En ce qui concerne Mme Y
Au titre des exercices 2013, à compter du 1er juillet, et 2014.
Article 2. – Il n’y a pas lieu de mettre en jeu la responsabilité de Mme Y au titre de la charge n° 1.
Au titre de l’exercice 2014
Article 3. – Il n’y a pas lieu de mettre en jeu la responsabilité de Mme Y au titre de la charge n° 2.
Article 4. – M. X et Mme Y sont déchargés de leurs gestions pour les périodes, respectivement, du 1er janvier 2011 au 30 juin 2013, et du 1er juillet 2013 au 31 décembre 2014.

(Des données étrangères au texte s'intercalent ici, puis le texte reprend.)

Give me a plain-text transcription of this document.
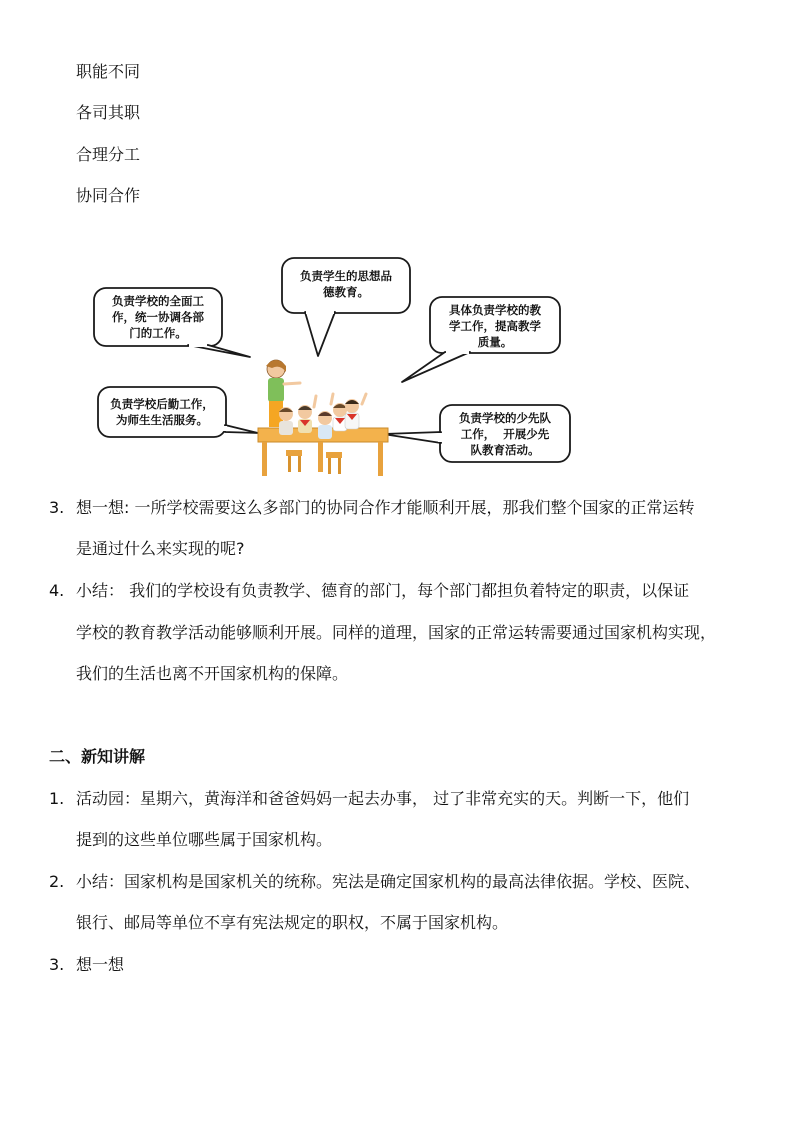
职能不同
各司其职
合理分工
协同合作
负责学校的全面工
作，统一协调各部
门的工作。
负责学生的思想品
德教育。
具体负责学校的教
学工作，提高教学
质量。
负责学校后勤工作，
为师生生活服务。	负责学校的少先队
工作，  开展少先
队教育活动。
3. 想一想: 一所学校需要这么多部门的协同合作才能顺利开展，那我们整个国家的正常运转
是通过什么来实现的呢?
4. 小结： 我们的学校设有负责教学、德育的部门，每个部门都担负着特定的职责，以保证
学校的教育教学活动能够顺利开展。同样的道理，国家的正常运转需要通过国家机构实现，
我们的生活也离不开国家机构的保障。
二、新知讲解
1. 活动园：星期六，黄海洋和爸爸妈妈一起去办事， 过了非常充实的天。判断一下，他们
提到的这些单位哪些属于国家机构。
2. 小结：国家机构是国家机关的统称。宪法是确定国家机构的最高法律依据。学校、医院、
银行、邮局等单位不享有宪法规定的职权，不属于国家机构。
3. 想一想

Article 5. – M. X est quitte et libéré de sa gestion terminée à la date ci-avant indiquée.
Mainlevée peut être donnée et radiation peut être faite de toutes oppositions et inscriptions mises ou prises sur ses biens meubles ou immeubles ou sur ceux de ses ayants cause pour sûreté de ladite gestion et son cautionnement peut être restitué ou ses cautions dégagées.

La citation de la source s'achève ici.